HORSLEY: Even if lawmakers don't raise the debt limit by next Tuesday, the government probably wouldn't default right away. Forecasters estimate there would still be around $30 billion in federal coffers. That's probably enough to make payroll for federal workers a week from Friday and maybe enough to cut Social Security checks on November the 10, though it's hard to know for sure.

SHAI AKABAS: I always like to say this is really more of an art than a science.

HORSLEY: Shai Akabas of the Bipartisan Policy Center says the real test could come November 16 when the government is supposed to make some $30 billion in interest payments. He predicts if the debt ceiling's not increased, the government will run out of cash somewhere between November 10 and 19. Though he says pinpointing that moment is not easy.

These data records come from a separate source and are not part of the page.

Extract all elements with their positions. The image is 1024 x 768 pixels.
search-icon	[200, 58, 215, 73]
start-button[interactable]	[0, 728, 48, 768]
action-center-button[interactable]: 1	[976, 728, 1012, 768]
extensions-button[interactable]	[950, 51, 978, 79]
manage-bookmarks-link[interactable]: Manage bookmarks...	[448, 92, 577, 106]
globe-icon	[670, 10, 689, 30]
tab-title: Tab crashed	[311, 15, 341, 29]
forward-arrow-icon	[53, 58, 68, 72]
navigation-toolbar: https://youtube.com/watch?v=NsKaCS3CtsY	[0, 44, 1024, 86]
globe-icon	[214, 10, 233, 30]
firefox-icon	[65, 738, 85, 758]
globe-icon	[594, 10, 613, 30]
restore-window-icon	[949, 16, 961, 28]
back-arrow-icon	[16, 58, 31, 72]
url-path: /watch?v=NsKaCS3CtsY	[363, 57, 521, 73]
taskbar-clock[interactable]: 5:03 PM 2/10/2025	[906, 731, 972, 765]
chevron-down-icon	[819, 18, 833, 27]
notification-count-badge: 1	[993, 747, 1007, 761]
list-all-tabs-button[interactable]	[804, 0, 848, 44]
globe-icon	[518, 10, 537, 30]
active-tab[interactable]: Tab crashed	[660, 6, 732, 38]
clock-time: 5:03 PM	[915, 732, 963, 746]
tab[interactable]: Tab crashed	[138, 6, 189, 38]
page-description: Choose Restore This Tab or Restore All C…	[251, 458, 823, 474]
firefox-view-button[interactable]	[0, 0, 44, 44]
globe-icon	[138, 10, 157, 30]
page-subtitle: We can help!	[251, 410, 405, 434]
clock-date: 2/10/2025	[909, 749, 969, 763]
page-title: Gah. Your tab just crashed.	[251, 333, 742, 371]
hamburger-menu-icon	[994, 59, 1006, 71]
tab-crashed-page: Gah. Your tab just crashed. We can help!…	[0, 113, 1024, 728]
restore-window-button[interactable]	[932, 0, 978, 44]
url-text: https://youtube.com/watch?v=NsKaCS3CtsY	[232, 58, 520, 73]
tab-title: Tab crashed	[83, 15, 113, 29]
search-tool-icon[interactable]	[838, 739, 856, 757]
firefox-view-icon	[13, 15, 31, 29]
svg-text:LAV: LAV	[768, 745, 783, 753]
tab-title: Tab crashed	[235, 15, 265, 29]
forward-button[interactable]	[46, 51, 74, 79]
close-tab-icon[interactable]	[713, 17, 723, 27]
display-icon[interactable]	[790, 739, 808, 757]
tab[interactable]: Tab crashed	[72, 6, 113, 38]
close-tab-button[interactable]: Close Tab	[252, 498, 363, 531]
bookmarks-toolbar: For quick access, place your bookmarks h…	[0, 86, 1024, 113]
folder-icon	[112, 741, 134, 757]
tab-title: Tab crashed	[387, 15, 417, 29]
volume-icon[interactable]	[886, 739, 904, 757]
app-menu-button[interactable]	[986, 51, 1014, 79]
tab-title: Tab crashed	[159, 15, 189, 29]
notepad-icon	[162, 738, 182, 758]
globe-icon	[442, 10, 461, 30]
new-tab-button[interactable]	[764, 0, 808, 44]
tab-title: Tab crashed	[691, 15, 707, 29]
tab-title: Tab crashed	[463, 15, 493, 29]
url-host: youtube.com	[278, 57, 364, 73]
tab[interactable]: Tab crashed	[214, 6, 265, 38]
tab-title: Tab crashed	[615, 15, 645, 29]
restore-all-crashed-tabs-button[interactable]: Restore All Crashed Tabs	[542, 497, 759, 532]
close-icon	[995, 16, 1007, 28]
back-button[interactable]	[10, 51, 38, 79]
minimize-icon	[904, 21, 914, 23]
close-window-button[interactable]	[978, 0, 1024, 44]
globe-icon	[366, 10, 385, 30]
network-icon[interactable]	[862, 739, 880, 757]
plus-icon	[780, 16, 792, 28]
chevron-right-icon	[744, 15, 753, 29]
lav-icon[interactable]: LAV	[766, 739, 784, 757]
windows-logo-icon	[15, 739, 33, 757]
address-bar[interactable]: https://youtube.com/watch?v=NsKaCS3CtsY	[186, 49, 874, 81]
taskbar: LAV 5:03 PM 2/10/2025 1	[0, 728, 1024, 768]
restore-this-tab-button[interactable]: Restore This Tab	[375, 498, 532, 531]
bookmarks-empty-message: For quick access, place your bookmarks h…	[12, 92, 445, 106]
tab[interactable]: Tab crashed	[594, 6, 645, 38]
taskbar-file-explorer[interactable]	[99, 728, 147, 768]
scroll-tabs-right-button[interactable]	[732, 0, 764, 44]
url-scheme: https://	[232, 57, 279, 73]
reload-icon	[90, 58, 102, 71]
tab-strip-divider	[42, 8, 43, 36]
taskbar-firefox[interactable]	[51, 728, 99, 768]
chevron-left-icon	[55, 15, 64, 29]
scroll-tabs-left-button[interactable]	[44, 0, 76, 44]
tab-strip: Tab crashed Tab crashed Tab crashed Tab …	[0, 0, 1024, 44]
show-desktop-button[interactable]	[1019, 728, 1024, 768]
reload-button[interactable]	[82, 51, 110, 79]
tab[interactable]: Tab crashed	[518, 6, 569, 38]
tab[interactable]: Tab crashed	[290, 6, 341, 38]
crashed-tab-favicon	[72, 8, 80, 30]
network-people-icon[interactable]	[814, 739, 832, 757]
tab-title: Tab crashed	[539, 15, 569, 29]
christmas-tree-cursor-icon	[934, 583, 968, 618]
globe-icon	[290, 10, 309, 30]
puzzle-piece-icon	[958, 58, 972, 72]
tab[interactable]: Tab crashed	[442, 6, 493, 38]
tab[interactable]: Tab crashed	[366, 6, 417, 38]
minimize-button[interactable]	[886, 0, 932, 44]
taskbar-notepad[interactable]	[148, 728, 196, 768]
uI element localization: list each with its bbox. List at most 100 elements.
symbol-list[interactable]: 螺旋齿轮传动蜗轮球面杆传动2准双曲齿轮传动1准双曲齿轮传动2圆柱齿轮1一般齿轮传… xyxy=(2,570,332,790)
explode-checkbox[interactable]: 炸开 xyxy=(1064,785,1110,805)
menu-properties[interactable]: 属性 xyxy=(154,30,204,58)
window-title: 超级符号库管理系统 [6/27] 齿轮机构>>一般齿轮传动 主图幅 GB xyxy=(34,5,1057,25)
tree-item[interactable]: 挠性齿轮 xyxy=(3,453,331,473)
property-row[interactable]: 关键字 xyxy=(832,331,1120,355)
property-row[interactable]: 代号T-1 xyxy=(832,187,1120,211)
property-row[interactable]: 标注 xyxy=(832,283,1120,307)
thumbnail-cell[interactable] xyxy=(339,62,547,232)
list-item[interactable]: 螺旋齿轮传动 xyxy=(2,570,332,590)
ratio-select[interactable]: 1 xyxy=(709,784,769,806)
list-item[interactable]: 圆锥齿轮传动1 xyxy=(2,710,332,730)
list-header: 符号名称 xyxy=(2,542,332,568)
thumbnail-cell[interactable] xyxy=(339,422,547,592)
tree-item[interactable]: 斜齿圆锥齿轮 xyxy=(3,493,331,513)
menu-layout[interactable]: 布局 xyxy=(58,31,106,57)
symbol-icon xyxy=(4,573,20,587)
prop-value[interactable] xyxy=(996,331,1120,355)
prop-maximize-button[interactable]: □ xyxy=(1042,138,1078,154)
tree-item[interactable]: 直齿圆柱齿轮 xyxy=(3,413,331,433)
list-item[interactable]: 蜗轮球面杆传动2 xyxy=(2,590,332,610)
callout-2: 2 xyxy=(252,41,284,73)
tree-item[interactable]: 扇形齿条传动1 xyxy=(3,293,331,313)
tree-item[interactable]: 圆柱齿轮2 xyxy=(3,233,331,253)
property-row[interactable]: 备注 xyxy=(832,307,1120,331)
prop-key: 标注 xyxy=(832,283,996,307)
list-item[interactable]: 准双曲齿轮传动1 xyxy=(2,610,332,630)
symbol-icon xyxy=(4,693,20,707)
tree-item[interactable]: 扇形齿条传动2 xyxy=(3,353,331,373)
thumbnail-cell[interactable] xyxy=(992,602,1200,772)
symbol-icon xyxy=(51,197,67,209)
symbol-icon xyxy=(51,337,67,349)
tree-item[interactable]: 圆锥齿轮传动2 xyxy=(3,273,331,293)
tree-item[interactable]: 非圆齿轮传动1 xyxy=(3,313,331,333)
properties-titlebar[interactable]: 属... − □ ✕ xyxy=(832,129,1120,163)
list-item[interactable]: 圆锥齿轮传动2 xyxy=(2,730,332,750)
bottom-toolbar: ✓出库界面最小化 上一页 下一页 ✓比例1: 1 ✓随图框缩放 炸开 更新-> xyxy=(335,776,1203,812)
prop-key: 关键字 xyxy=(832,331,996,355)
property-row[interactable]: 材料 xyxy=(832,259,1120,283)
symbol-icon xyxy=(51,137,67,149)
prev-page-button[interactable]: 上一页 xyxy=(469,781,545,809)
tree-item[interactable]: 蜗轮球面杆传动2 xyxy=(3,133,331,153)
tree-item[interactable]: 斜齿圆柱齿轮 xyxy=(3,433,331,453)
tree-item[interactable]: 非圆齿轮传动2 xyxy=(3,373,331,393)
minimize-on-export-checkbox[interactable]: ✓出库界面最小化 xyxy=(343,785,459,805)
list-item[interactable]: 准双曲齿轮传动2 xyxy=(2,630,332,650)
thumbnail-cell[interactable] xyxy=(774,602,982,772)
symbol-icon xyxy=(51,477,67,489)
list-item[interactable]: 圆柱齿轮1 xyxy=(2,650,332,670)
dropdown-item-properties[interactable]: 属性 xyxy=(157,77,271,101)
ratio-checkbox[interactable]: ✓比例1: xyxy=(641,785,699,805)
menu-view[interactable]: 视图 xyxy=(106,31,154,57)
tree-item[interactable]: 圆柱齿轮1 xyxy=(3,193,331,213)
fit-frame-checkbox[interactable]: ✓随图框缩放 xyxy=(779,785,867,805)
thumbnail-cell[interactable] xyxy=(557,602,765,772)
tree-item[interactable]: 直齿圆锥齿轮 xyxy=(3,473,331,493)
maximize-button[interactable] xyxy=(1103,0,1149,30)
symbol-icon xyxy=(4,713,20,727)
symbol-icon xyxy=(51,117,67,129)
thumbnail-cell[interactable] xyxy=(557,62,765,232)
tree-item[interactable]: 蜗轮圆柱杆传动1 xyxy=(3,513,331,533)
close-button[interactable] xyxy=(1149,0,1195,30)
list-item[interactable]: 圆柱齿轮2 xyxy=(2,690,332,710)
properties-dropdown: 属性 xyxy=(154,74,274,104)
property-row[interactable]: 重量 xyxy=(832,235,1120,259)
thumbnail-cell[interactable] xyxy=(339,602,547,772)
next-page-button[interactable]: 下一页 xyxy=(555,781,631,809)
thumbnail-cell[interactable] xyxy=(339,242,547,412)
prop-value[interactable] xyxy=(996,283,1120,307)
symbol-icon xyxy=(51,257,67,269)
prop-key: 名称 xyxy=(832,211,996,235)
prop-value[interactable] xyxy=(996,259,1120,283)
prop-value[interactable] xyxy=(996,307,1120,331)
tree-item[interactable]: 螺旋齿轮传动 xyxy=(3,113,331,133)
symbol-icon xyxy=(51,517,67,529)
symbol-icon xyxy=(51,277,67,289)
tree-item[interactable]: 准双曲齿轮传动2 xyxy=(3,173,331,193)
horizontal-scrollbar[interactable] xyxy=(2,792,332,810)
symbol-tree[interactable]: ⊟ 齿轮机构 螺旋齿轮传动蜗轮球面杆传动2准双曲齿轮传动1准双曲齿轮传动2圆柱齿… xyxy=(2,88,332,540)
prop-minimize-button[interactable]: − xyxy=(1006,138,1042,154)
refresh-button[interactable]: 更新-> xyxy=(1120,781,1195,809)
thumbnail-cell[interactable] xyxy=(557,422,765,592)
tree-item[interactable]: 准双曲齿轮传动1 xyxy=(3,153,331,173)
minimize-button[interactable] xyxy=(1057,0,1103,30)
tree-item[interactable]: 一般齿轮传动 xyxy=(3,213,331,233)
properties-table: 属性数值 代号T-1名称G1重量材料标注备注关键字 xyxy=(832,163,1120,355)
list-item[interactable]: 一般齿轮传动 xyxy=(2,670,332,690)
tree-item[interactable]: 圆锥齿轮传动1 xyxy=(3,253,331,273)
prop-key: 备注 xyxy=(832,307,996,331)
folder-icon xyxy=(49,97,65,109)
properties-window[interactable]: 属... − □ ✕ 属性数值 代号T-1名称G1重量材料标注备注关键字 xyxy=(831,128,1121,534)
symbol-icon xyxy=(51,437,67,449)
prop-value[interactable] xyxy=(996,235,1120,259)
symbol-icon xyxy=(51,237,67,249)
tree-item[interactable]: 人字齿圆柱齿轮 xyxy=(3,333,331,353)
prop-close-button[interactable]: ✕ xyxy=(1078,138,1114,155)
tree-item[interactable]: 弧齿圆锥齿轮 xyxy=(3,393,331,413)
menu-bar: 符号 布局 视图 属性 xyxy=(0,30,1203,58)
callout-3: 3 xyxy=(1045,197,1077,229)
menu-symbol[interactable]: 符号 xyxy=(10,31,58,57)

AKABAS: These are millions and millions of payments that are going out every single day. So this is really quite a sum for Treasury to be managing in a situation where they're in uncharted waters and unable to borrow from the public.

HORSLEY: The Moody's credit rating agency issued a report today saying even if Congress fails to raise the debt limit, the government would likely continue to pay interest on its debt while postponing other payments such as federal workers' salaries. The administration has repeatedly dismissed that idea, and Akabas says it understates the risk in lost confidence and higher borrowing costs. So what really happens on the day the government doesn't have the money it needs to pay all of its bills?

AKABAS: That's a great question, and the true answer is that we don't know because we really never encountered that in modern America.

HORSLEY: Treasury Secretary Lew hopes this is not the year we find out. Scott Horsley, NPR News, the White House.